According to a study conducted by Google researchers in partnership with medical institutions, and published in the journal Nature Medicine, artificial intelligence was 94 percent accurate in giving a diagnosis for 6,716 cases. When tested against six radiologists, AI identified “5.5% more cases of cancer than the experts with 11% fewer false positives,” Google wrote.
“Despite the value of lung cancer screenings, only 2-4 percent of eligible patients in the U.S. are screened today,” writes Shravya Shetty, project technical lead. “This work demonstrates the potential for AI to increase both accuracy and consistency, which could help accelerate adoption of lung cancer screening worldwide.”
For the past three years, the team has been developing software that flawlessly detects a number of medical issues early on, and spent two years alone on lung cancer detection. 42,000 chest scans from 15,000 patients were used to train the software to analyze patterns and images and detect lung cancer, as well as 3,800 CT scans from Northwestern University. Google says the tool can even analyze and compare scans from different timeframes to identify malignant growths.
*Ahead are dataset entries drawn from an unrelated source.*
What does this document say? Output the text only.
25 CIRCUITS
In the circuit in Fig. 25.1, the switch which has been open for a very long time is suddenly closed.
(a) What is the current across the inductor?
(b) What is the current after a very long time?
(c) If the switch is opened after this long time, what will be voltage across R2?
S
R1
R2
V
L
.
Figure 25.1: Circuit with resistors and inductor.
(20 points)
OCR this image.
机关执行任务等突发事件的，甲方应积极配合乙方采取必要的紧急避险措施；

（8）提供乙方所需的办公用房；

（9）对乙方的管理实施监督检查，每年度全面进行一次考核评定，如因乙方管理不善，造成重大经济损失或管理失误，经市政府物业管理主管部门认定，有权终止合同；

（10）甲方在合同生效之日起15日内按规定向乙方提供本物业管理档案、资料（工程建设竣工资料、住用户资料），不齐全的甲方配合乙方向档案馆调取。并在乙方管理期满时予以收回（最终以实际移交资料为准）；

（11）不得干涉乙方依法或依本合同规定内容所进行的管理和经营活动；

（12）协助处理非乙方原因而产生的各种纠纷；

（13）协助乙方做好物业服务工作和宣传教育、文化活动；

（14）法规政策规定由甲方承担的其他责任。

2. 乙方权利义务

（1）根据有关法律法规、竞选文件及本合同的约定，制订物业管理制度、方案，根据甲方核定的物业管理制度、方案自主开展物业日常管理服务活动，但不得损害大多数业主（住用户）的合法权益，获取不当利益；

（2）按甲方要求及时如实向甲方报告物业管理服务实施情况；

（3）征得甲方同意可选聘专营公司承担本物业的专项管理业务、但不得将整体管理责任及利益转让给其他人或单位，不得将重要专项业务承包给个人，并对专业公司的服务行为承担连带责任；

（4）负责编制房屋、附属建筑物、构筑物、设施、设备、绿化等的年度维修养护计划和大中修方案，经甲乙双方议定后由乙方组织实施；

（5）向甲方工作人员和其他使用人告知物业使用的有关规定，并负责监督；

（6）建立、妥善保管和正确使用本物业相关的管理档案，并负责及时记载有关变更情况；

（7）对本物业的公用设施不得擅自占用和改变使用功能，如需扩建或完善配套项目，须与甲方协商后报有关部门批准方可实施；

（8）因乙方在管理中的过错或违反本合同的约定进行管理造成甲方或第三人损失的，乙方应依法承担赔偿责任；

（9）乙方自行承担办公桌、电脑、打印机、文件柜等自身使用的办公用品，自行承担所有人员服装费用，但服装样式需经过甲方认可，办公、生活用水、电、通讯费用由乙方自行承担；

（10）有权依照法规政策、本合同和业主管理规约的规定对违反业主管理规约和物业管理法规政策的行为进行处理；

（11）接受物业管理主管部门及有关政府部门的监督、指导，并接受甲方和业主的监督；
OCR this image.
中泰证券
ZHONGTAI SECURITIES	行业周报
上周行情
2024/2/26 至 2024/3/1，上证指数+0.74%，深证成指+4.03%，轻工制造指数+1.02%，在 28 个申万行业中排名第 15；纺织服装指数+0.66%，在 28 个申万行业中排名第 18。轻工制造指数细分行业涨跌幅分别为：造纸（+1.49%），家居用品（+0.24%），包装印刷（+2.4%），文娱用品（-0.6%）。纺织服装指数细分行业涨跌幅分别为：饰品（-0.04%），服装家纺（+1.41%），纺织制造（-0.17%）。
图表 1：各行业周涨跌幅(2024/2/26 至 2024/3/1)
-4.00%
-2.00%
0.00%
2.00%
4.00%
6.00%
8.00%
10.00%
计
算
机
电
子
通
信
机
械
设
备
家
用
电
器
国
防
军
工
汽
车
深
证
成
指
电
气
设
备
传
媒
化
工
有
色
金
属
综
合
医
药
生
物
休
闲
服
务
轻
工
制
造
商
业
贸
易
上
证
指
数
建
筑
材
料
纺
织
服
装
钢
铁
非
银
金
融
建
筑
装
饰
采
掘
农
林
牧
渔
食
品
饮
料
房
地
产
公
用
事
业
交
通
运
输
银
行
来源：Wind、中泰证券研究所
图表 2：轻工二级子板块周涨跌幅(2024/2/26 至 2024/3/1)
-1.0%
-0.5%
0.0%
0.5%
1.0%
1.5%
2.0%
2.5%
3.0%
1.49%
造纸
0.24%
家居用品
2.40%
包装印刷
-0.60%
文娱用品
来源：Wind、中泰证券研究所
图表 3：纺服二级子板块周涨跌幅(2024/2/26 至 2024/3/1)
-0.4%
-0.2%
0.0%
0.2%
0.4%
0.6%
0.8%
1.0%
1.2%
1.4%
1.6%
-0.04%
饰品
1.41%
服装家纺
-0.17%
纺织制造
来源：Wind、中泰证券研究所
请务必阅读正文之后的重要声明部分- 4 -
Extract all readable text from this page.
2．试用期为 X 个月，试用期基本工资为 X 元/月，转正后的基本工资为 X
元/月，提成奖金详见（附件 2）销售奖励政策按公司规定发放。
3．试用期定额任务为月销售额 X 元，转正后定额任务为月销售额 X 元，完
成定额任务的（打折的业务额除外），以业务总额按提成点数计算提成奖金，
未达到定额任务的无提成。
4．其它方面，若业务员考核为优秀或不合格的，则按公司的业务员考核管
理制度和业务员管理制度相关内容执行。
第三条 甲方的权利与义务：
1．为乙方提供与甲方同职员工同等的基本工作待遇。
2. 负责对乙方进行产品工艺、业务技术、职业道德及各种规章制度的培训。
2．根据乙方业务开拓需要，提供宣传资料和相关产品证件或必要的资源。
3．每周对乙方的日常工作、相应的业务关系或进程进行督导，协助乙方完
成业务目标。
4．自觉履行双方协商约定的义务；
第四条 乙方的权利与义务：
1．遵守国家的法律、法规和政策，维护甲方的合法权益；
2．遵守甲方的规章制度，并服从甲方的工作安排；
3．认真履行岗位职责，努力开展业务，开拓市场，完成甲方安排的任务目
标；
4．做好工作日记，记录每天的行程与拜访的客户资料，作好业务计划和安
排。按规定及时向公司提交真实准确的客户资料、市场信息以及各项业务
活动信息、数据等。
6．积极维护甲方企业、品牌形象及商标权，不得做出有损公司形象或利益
“The whole experimentation process is like a student in school,” said Dr. Daniel Tse, project manager and author of the journal article. “We’re using a large data set for training, giving it lessons and pop quizzes so it can begin to learn for itself what is cancer, and what will or will not be cancer in the future. We gave it a final exam on data it’s never seen after we spent a lot of time training, and the result we saw on final exam — it got an A.”
As it analyzes more data, the deep learning algorithm will get better and help radiologists give more accurate interpretations. It still needs further testing to prevent misinterpreting data and giving the wrong results.